Net zero

The term ‘Net Zero Emission’ has been getting a lot of coverage in recent times and it is a term that will undoubtedly gain even more airplay as we move to the next federal election, whenever that might be.

But what exactly does the phrase mean and what effect will it have on the road freight industry in Australia?

‘Net Zero Emissions’ refers to achieving an overall balance between greenhouse gas emissions produced and greenhouse gas emissions taken out of the atmosphere.

If you think of it like a set of balance scales, on one side you have all the greenhouse gas producing sources, including: burning fossil fuels such as coal, oil and gas in power generation, transport, etc, cement production, methane generated from animals and landfill, and many, many more.

On the other side of the scales there are processes that remove greenhouse gas emissions from the atmosphere, these include: forests, plants, crops, etc. At the moment those scales globally and in Australia, are very much weighted to greenhouse gas production and scientists tell us, that we need to get those scales back into balance.

Importantly, moving to Net Zero means we can still produce some emissions, as long as they are offset by means that reduce, or remove, excess greenhouse gases already in the atmosphere.

Five countries have a Net Zero target in place by law: Sweden, the United Kingdom, France, Denmark and New Zealand. And there are already two countries that have achieved ‘Net Zero Emissions’, they are Suriname, in South America and Bhutan, in Asia.

In fact, both these countries are carbon negative, on a yearly basis they actually remove more greenhouse gases from the atmosphere than they generate, and both countries still have cars and trucks, though a high percentage of the former are electric.

Much closer to home, there is a little island that you may have heard of, that has reached Net Zero in at least two individual years. In 2014 and 2018, Tasmania’s emissions dropped below Net Zero.

Tasmania was able to achieve this because it has huge hydroelectric dams, and they are blessed with massive carbon ‘eating’ forests.

With the state’s electricity supply already nearing 100 per cent renewable, the remaining emissions from the state, across transport, manufacturing, agriculture, etc, were offset by the greenhouse gases sucked out of the atmosphere by their forests.

Though the numbers are not yet in for 2020, it is highly likely that the Apple Isle will again reach carbon neutrality, due to positive impacts that COVID-19 had on the state’s road and aviation transport emissions.
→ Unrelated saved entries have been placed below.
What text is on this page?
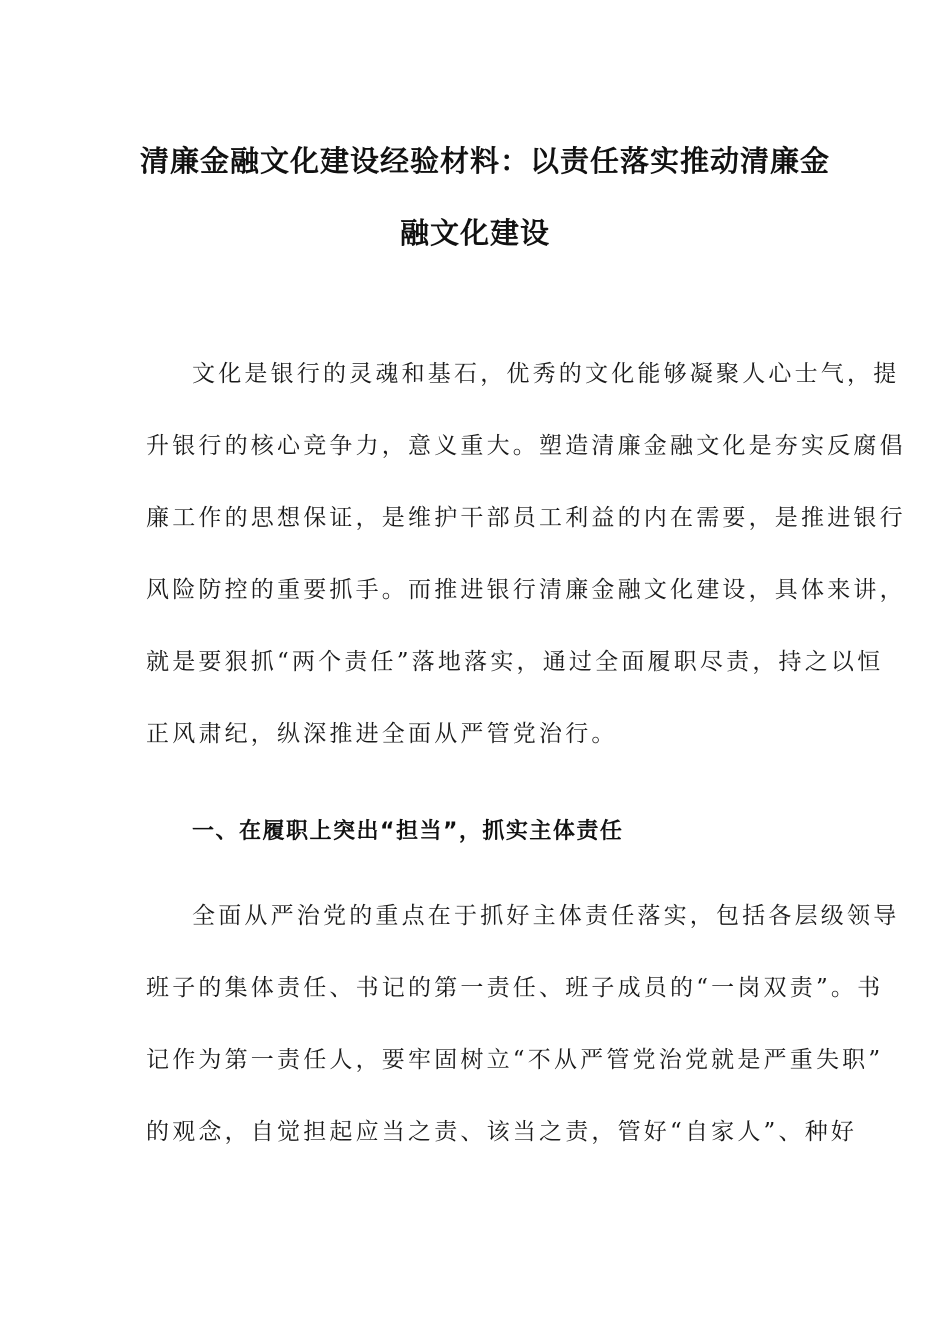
清廉金融文化建设经验材料：以责任落实推动清廉金
融文化建设
文化是银行的灵魂和基石，优秀的文化能够凝聚人心士气，提
升银行的核心竞争力，意义重大。塑造清廉金融文化是夯实反腐倡
廉工作的思想保证，是维护干部员工利益的内在需要，是推进银行
风险防控的重要抓手。而推进银行清廉金融文化建设，具体来讲，
就是要狠抓“两个责任”落地落实，通过全面履职尽责，持之以恒
正风肃纪，纵深推进全面从严管党治行。
一、在履职上突出“担当”，抓实主体责任
全面从严治党的重点在于抓好主体责任落实，包括各层级领导
班子的集体责任、书记的第一责任、班子成员的“一岗双责”。书
记作为第一责任人，要牢固树立“不从严管党治党就是严重失职”
的观念，自觉担起应当之责、该当之责，管好“自家人”、种好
While Tasmania has work to do to make Net Zero a permanent occurrence, it is well placed to achieve this and could move beyond Net Zero to provide an overall benefit to the world. To do this, Tasmania will likely need to reduce its fossil fuel consumption in the transport sector.

Mainland Australia faces a much bigger challenge, whilst Federal and State government’s push on with plans to de-carbonise our electrical power industry, standards for commercial and domestic buildings are significantly improving the energy efficiency in that sector and continuing advances in farming are reducing emissions from agriculture, is quickly leaving transport as the elephant in the room.

Road, rail and air transport, is fast becoming Australia’s largest greenhouse emitter and there is little, or no, action from government to address emissions in this sector.

The problem is significantly compounded by the age of our vehicle fleet. The average age of the Australian truck fleet is 15 years and given our slow heavy vehicle retirement rate each year, it will take 2 x 15 = 30 years for new trucks to completely replace those in the fleet today.

If 100 per cent of new trucks sold today were Zero Emission, it would take 30 years from now for road freight to reach no emissions, that is 2051, a year longer than the 2050 target date being suggested by many currently.

A sobering thought. About the only zero in the equation at the moment, is the number of Zero Emission trucks being purchased in Australia.

Of course, we do not need to completely eliminate fossil fuels from transport to achieve Net Zero emissions, Suriname, Bhutan and Tasmania have shown that is not completely necessary, however we do need to significantly reduce the sector’s reliance on these greenhouse gas emitting energy sources.

It is not too late to take action, however Australian government’s need to develop an all-encompassing Net Zero greenhouse gas strategy, one that outlines an effective structural adjustment package for the transport sector, backed by ongoing financial incentives and deployment of that strategy needs to start soon, very soon.